In the interview with WPR, Harris was asked what her plan is to get Congress to codify abortion rights.
Harris began by saying that voters need to reelect Sen. Tammy Baldwin (D-Wis.), a Senate leader on reproductive care issues who is running in a swing state, “because we need the votes in Congress to do exactly what you are saying.”
Democrats, the vice president stressed, need to win both chambers — a goal she said is “well within our reach.” And then, she said, Congress should “eliminate the filibuster.”
Harris, who has led the Biden-Harris administration’s efforts to reinstate abortion rights after the Supreme Court ruled to overturn Roe in 2022, has made the fight for reproductive rights central to her presidential campaign, contrasting her work with former president Donald Trump’s, who has claimed credit for the overturning of Roe. He named three of the Supreme Court justices who sided with the court majority in overturning it.
On Monday, during an event in Indiana, Pa., Trump said Democrats “can talk about abortion,” arguing that the issue “no longer pertains” in the country. Trump has said he believes abortion policy should be left to states to decide.

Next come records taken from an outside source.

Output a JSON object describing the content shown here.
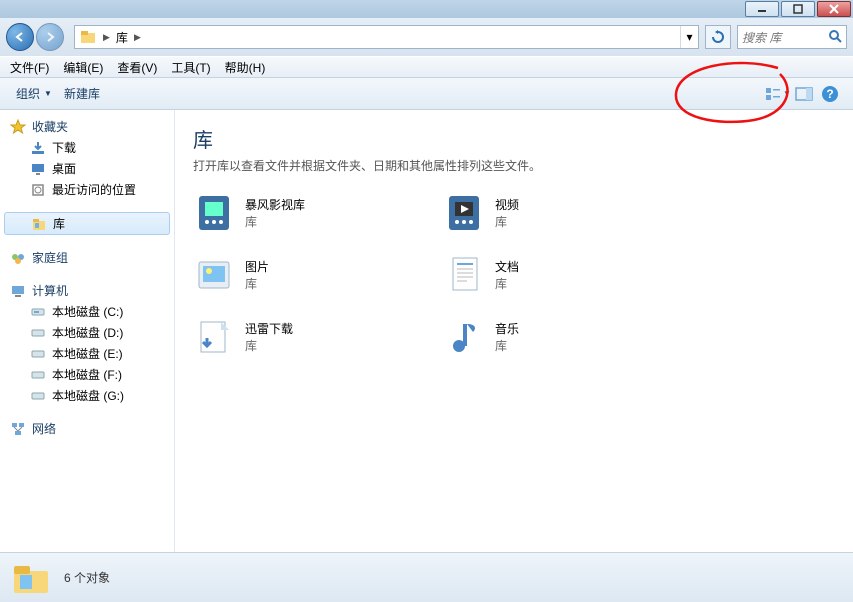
{
  "titlebar": {},
  "address": {
    "root": "库",
    "search_placeholder": "搜索 库"
  },
  "menus": {
    "file": "文件(F)",
    "edit": "编辑(E)",
    "view": "查看(V)",
    "tools": "工具(T)",
    "help": "帮助(H)"
  },
  "toolbar": {
    "organize": "组织",
    "newlib": "新建库"
  },
  "sidebar": {
    "favorites": {
      "label": "收藏夹",
      "items": [
        "下载",
        "桌面",
        "最近访问的位置"
      ]
    },
    "libraries": {
      "label": "库"
    },
    "homegroup": {
      "label": "家庭组"
    },
    "computer": {
      "label": "计算机",
      "drives": [
        "本地磁盘 (C:)",
        "本地磁盘 (D:)",
        "本地磁盘 (E:)",
        "本地磁盘 (F:)",
        "本地磁盘 (G:)"
      ]
    },
    "network": {
      "label": "网络"
    }
  },
  "content": {
    "title": "库",
    "subtitle": "打开库以查看文件并根据文件夹、日期和其他属性排列这些文件。",
    "libtype": "库",
    "items": [
      {
        "name": "暴风影视库"
      },
      {
        "name": "视频"
      },
      {
        "name": "图片"
      },
      {
        "name": "文档"
      },
      {
        "name": "迅雷下载"
      },
      {
        "name": "音乐"
      }
    ]
  },
  "status": {
    "count": "6 个对象"
  }
}
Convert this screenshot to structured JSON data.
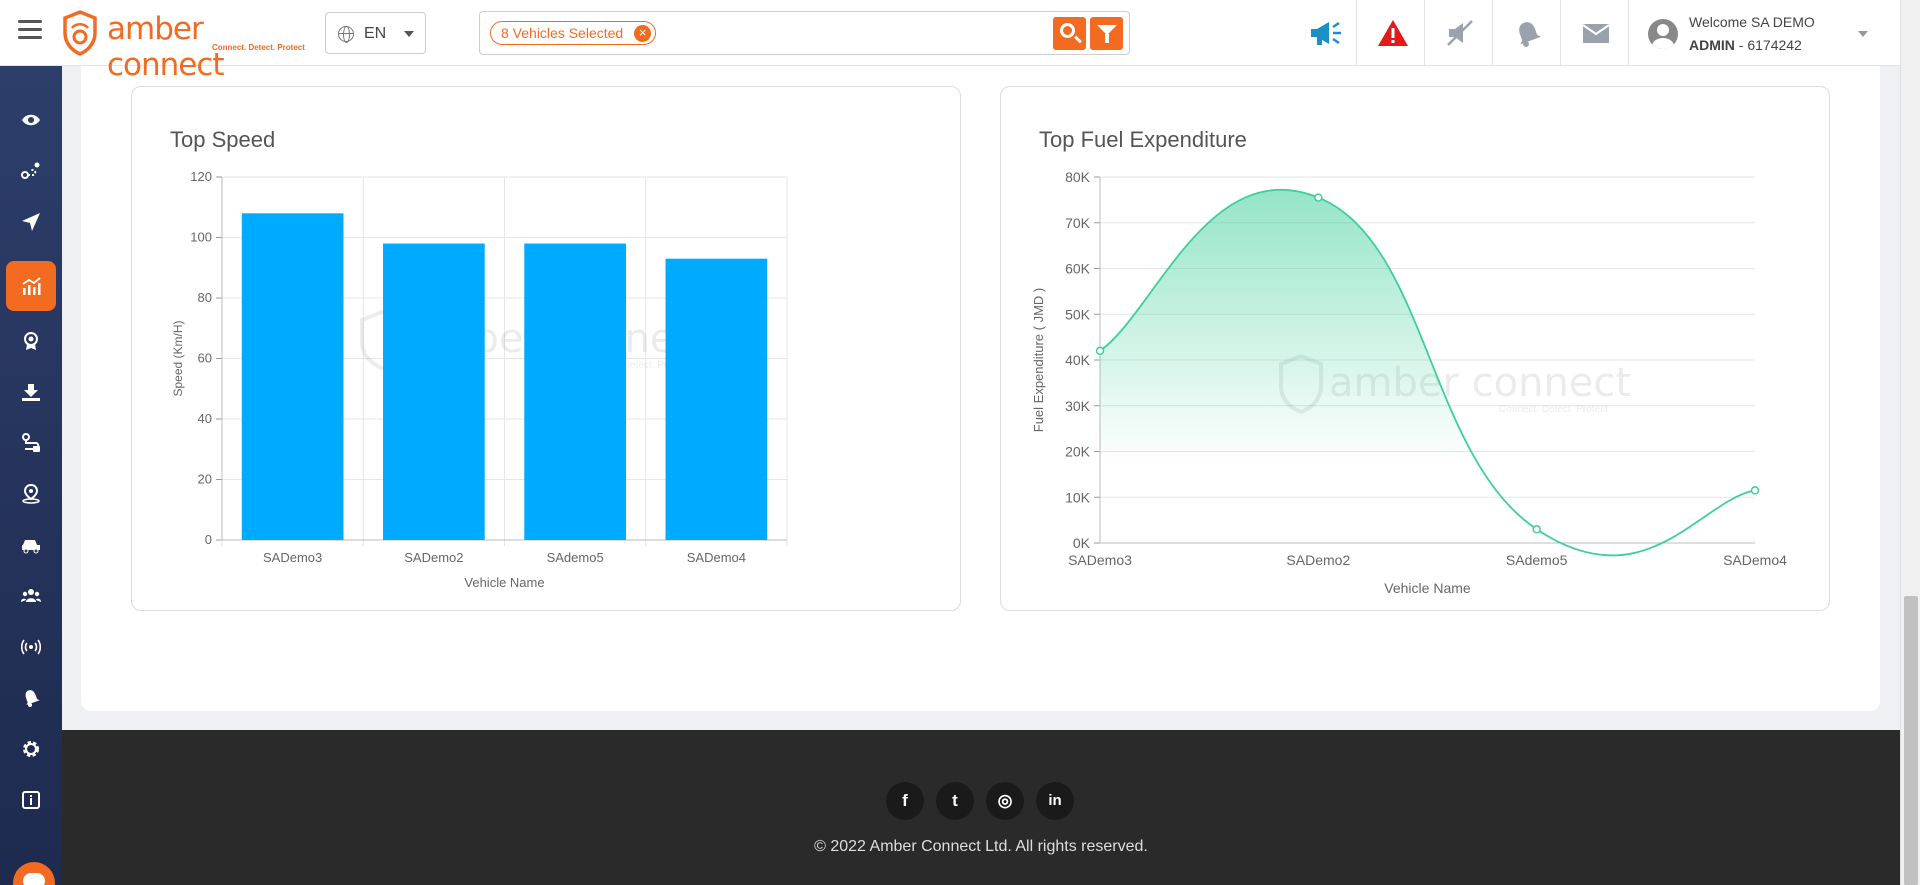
{
  "header": {
    "logo_text": "amber connect",
    "logo_tagline": "Connect. Detect. Protect",
    "language": "EN",
    "search_chip": "8 Vehicles Selected",
    "user_welcome": "Welcome SA DEMO",
    "user_role": "ADMIN",
    "user_id": " - 6174242",
    "icons": [
      "megaphone-icon",
      "alert-icon",
      "mute-icon",
      "bell-icon",
      "mail-icon"
    ],
    "accent_color": "#f26b21"
  },
  "sidebar": {
    "items": [
      {
        "name": "eye-icon"
      },
      {
        "name": "route-icon"
      },
      {
        "name": "navigation-icon"
      },
      {
        "name": "analytics-icon",
        "active": true
      },
      {
        "name": "badge-icon"
      },
      {
        "name": "download-icon"
      },
      {
        "name": "trips-icon"
      },
      {
        "name": "location-pin-icon"
      },
      {
        "name": "vehicle-icon"
      },
      {
        "name": "users-icon"
      },
      {
        "name": "signal-icon"
      },
      {
        "name": "notification-icon"
      },
      {
        "name": "settings-icon"
      },
      {
        "name": "info-icon"
      }
    ]
  },
  "cards": {
    "speed_title": "Top Speed",
    "fuel_title": "Top Fuel Expenditure"
  },
  "chart_data": [
    {
      "type": "bar",
      "title": "Top Speed",
      "categories": [
        "SADemo3",
        "SADemo2",
        "SAdemo5",
        "SADemo4"
      ],
      "values": [
        108,
        98,
        98,
        93
      ],
      "xlabel": "Vehicle Name",
      "ylabel": "Speed (Km/H)",
      "ylim": [
        0,
        120
      ],
      "yticks": [
        0,
        20,
        40,
        60,
        80,
        100,
        120
      ],
      "color": "#00aaff",
      "grid": true
    },
    {
      "type": "area",
      "title": "Top Fuel Expenditure",
      "categories": [
        "SADemo3",
        "SADemo2",
        "SAdemo5",
        "SADemo4"
      ],
      "values": [
        42000,
        75500,
        3000,
        11500
      ],
      "xlabel": "Vehicle Name",
      "ylabel": "Fuel Expenditure ( JMD )",
      "ylim": [
        0,
        80000
      ],
      "yticks": [
        "0K",
        "10K",
        "20K",
        "30K",
        "40K",
        "50K",
        "60K",
        "70K",
        "80K"
      ],
      "color": "#3ecf9a",
      "grid": true
    }
  ],
  "watermark": {
    "text": "amber connect",
    "tagline": "Connect. Detect. Protect"
  },
  "footer": {
    "social": [
      {
        "name": "facebook-icon",
        "glyph": "f"
      },
      {
        "name": "twitter-icon",
        "glyph": "t"
      },
      {
        "name": "instagram-icon",
        "glyph": "◎"
      },
      {
        "name": "linkedin-icon",
        "glyph": "in"
      }
    ],
    "copyright": "© 2022 Amber Connect Ltd. All rights reserved."
  }
}
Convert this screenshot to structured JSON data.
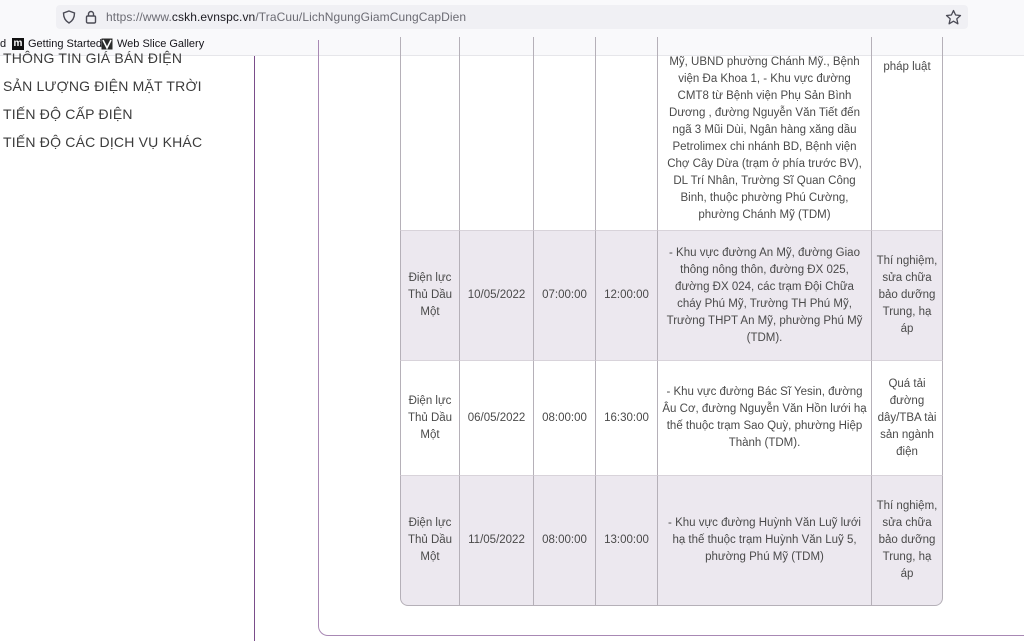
{
  "browser": {
    "url_prefix": "https://www.",
    "url_host": "cskh.evnspc.vn",
    "url_path": "/TraCuu/LichNgungGiamCungCapDien",
    "bookmarks": [
      {
        "label": "d"
      },
      {
        "label": "Getting Started"
      },
      {
        "label": "Web Slice Gallery"
      }
    ]
  },
  "sidebar": {
    "items": [
      {
        "label": "THÔNG TIN GIÁ BÁN ĐIỆN"
      },
      {
        "label": "SẢN LƯỢNG ĐIỆN MẶT TRỜI"
      },
      {
        "label": "TIẾN ĐỘ CẤP ĐIỆN"
      },
      {
        "label": "TIẾN ĐỘ CÁC DỊCH VỤ KHÁC"
      }
    ]
  },
  "table": {
    "rows": [
      {
        "unit": "",
        "date": "",
        "start": "",
        "end": "",
        "area": "Mỹ, UBND phường Chánh Mỹ., Bệnh viện Đa Khoa 1, - Khu vực đường CMT8 từ Bệnh viện Phụ Sản Bình Dương , đường Nguyễn Văn Tiết đến ngã 3 Mũi Dùi, Ngân hàng xăng dầu Petrolimex chi nhánh BD, Bệnh viện Chợ Cây Dừa (trạm ở phía trước BV), DL Trí Nhân, Trường Sĩ Quan Công Binh, thuộc phường Phú Cường, phường Chánh Mỹ (TDM)",
        "reason": "pháp luật"
      },
      {
        "unit": "Điện lực Thủ Dầu Một",
        "date": "10/05/2022",
        "start": "07:00:00",
        "end": "12:00:00",
        "area": "- Khu vực đường An Mỹ, đường Giao thông nông thôn, đường ĐX 025, đường ĐX 024, các trạm Đội Chữa cháy Phú Mỹ, Trường TH Phú Mỹ, Trường THPT An Mỹ, phường Phú Mỹ (TDM).",
        "reason": "Thí nghiệm, sửa chữa bảo dưỡng Trung, hạ áp"
      },
      {
        "unit": "Điện lực Thủ Dầu Một",
        "date": "06/05/2022",
        "start": "08:00:00",
        "end": "16:30:00",
        "area": "- Khu vực đường Bác Sĩ Yesin, đường Âu Cơ, đường Nguyễn Văn Hồn lưới hạ thế thuộc trạm Sao Quỳ, phường Hiệp Thành (TDM).",
        "reason": "Quá tải đường dây/TBA tài sản ngành điện"
      },
      {
        "unit": "Điện lực Thủ Dầu Một",
        "date": "11/05/2022",
        "start": "08:00:00",
        "end": "13:00:00",
        "area": "- Khu vực đường Huỳnh Văn Luỹ lưới hạ thế thuộc trạm Huỳnh Văn Luỹ 5, phường Phú Mỹ (TDM)",
        "reason": "Thí nghiệm, sửa chữa bảo dưỡng Trung, hạ áp"
      }
    ]
  }
}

“We’ve done something on abortion that nobody thought was possible and I give those … six brilliant justices of the United States Supreme Court a tremendous hand for their intelligence but also for their courage” in overturning Roe, Trump said.
Wisconsin virtually banned abortions for more than a year due to the Supreme Court’s overturning of Roe.
Wisconsin reinstated abortions in September 2023 after the state’s attorney general, a Democrat, sued to overturn an obscure 1849 Wisconsin law that went into effect after the end of Roe because it was broadly interpreted in the state as banning nearly all abortions.